Tonja is the queen of balance: she’s the mother of four, a student in a nurse refresher program, a regular 26&2 practitioner, and a BHYW teacher training alum. She came to hot yoga seven years ago to stretch tight muscles, at the advice of a personal trainer. The results were.. magic!
Find out how the 26&2 helps Tonja stay balanced and meet life’s challenges.
Name: Tonja Monroe
BHYW regular since: 2012
“I tell people all the time, this yoga does magic! You just have to be patient with it.”
How did you come to the 26&2?
I was training with a personal trainer. She felt like I was really tight, and she wanted to find something for me to do about it. It was our first experience with this type of yoga.
How was your first class?
I got hit in the face with the heat and I was like, “I don’t think I can do this.” But I remember that Debbie said that if you come to class every day it gets easier. You get adjusted to the heat. The more you come to class, the easier it will get. And in my mind, I was like, “Is this some kind of scam?! There’s no way!”
What kept you coming back?
The environment. From the moment I came in, it felt welcoming. I didn’t feel intimidated, even though this was something I had never done before.
I came to class every day for a week, and it did get easier, and it felt soothing. It was stretching all the tightness I had. I didn’t know it was working on other things.
What “other things” did the practice work for you?
I don’t see myself as type A, but I thrive on challenges. It was a hill to climb. Over time, I had to humble myself to it. I thought I was here to conquer it. The conquering is just letting it happen.
Taking myself out of everything and just listening to the words, I found peace. I take each pose, each moment, and I live in that, and let it go.
How does that help you off the mat?
It’s daily. Right now I’m dealing with a lot of stresses with kids and family. It seems like there are constant little challenges. I find myself not trying to conquer it, but to do what I can.
I just take it one moment at a time, just like the postures. Each moment that you’re able to survive, it gives you courage for the next. Then when the next hurdle comes up you can survive that.
As a clinician, what were your thoughts when you started taking classes?
I really appreciated the fact that Debbie has a medical background. I felt safe because she knew about body mechanics, homeostasis. It’s hot in there! There are a lot of stresses on the body.
Then, I started to see what it has done for me. It has helped my body recover from ruptured disks, a torn meniscus, foot drop… the neurologist told me I would probably not get back the use of my foot. That was two years ago now. I tell people all the time, this yoga does magic! You just have to be patient with it.

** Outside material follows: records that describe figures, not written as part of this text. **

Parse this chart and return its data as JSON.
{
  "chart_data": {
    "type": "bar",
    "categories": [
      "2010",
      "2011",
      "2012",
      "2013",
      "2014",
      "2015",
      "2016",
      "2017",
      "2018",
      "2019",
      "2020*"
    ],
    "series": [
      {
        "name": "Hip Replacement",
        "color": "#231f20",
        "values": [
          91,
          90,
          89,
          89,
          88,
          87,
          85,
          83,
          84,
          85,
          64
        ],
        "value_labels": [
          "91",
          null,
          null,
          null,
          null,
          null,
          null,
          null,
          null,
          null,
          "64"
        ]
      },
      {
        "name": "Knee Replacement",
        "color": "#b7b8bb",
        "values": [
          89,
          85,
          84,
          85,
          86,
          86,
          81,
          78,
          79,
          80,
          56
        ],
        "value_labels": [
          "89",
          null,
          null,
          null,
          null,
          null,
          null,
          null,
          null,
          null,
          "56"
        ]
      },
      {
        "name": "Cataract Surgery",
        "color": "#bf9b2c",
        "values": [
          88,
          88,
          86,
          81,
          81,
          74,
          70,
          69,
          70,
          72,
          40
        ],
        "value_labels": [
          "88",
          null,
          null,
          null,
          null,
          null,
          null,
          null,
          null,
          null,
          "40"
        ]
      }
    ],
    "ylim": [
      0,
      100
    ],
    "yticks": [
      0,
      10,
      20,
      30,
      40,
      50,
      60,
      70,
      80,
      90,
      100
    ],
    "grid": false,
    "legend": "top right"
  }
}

The first breathing exercise. It calms me down and energizes me at the same time. It’s a lot of stress getting here, getting the kids where they need to be. Once I hit the mat and I ground my feet there, and the instructor says “have great class.” I can start to feel myself open up.
Sometimes, when we take breaths, I try to think of something I’m grateful for. I see myself in the mirror and I’m happy for this. I breathe again and I’m happy for that. And then you’re ready to go!
Least favorite posture?
I struggle with standing head to knee. It’s a very complex posture. It’s usually the one you struggle with that you need the most.
If you could tell people one thing about the 26&2, what would it be?
Give it a chance, even if you didn’t like it the first time. I think that a lot of times, people have expectations about what they want from themselves and what they want to get out of the class. If they don’t get it right away, they’re like, “I don’t like that, I’m done.” There’s so much more! Be patient. Do what you can. You’re still getting something out of it, and you don’t even realize it.